BreakingPoint StrikePacks – The X-Factor That Keeps You Current

January 27, 2020 by Amritam Putatunda

A key feature of our BreakingPoint application and security test product is the Application and Threat Intelligence (ATI) subscription that ensures users have access to timely and comprehensive application protocols and threats. Because we have a strong and active ATI team, we don’t ever have to depend on any third party to provide application, security, or threat intelligence to our customers. This means we can not only respond to customer requests in an agile manner, but also that we can follow trends and change our application or attack outputs that are published as StrikePacks released every two weeks. Let’s take a look at a few of the most recent security trends that we are tracking.

The software: As the industry moves towards building more cloud-native solutions, we find technologies like Kubernetes, Kibana, Elastic, Jenkins, Jira, and Tomcat being used for development of next-generation applications and websites. Ixia’s Application and Threat Intelligence (ATI) is also actively monitoring these new technologies and possible vulnerabilities in them and are adding them to our ever-increasing strike list repository as they are discovered.

The browsers: We don’t see as many Microsoft Tuesday vulnerabilities as there used to be. Certainly, the newer browsers are much more secure and resilient than the older browsers. However, the modern days also brought to us motivated attackers, nation-state actors who will jump on every vulnerability that is disclosed for a browser to leverage phishing campaigns, malicious websites, and other ways to leverage the vulnerability in a user’s browser. Which is why ATI gives special attention to all the latest browser-based vulnerabilities and a significant portion of those exploits will be found in our StrikePacks.

The operating systems:  Both client and the server OS vulnerabilities have been successfully exploited. This is especially true for the well-known servers that are used to host websites like Nginx, Apache, and IIS. We look for the vulnerabilities that can be exploited through network. These are basically any vulnerability that a malicious client or server can exploit remotely. Similarly, at the client side we especially focus on attacks vulnerable to the latest version of android or iOS phones and the latest MAC or Windows exploits. In summary, any exploit that is seen in the wild leveraging a vulnerability in the client or server OS will likely have a place in our StrikePacks.

The internet of things (IoT): Apart from ransomware, if there’s any other security vector that has so much notoriety today, it has to be IoT device vulnerabilities. As everything around us becomes “smart” by allowing access through the Internet, we see hackers using this opportunity to leverage such devices and their poor security hygiene to get control over them and use them to suit their malicious intents. The extent of damage was showcased by the Mirai botnet that had gained access to web cams to launch near terabit-scale DDoS attacks. ATI closely monitors such vulnerabilities that can happen in home appliances, routers and Wi-Fi devices, SCADA systems, etc. to ensure coverage of high-severity vulnerabilities in the IoT space. 
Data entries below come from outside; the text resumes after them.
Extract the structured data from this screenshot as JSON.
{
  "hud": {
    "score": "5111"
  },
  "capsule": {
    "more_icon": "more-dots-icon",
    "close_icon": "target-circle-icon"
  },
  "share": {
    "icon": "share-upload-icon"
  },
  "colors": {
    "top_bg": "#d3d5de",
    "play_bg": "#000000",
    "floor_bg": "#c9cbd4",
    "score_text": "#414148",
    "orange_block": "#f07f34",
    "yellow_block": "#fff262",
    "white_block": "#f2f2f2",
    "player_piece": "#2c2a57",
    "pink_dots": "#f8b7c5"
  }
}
The daily malware: While we are on the topic of strikes, it’s also important to point out that apart from providing a new set of current exploits and apps every two weeks, our ATI subscription also provides a package of malware daily. The daily packages are carefully selected from a large sample to provide wide coverage on a variety of areas like ransomware, mobile-based malware, advanced persistent threats (APTs), malware leveraging exploits, malware impacting specific verticals (financial, SCADA, etc.). Read more about the daily malware here.

The older strikes: Apart from continuously refreshing our strike lists and adding new exploits covering a diverse set of fields, there is still a lot of value in keeping and supporting all our older exploits, some of which we’ve provided for over 10 years. Some of our customers still use our older strike lists to validate long-running security regressions and to validate their security infrastructure’s ability to detect/block older attacks like ones targeting windows XP or older devices. However, we also expect our customers to upgrade their StrikePacks regularly to leverage all the new exploits, malware, and applications that we add on a regular basis. 


The Application and Threat Intelligence (ATI) Subscription provides bi-weekly updates of the latest application protocols and attacks for use with Ixia platforms.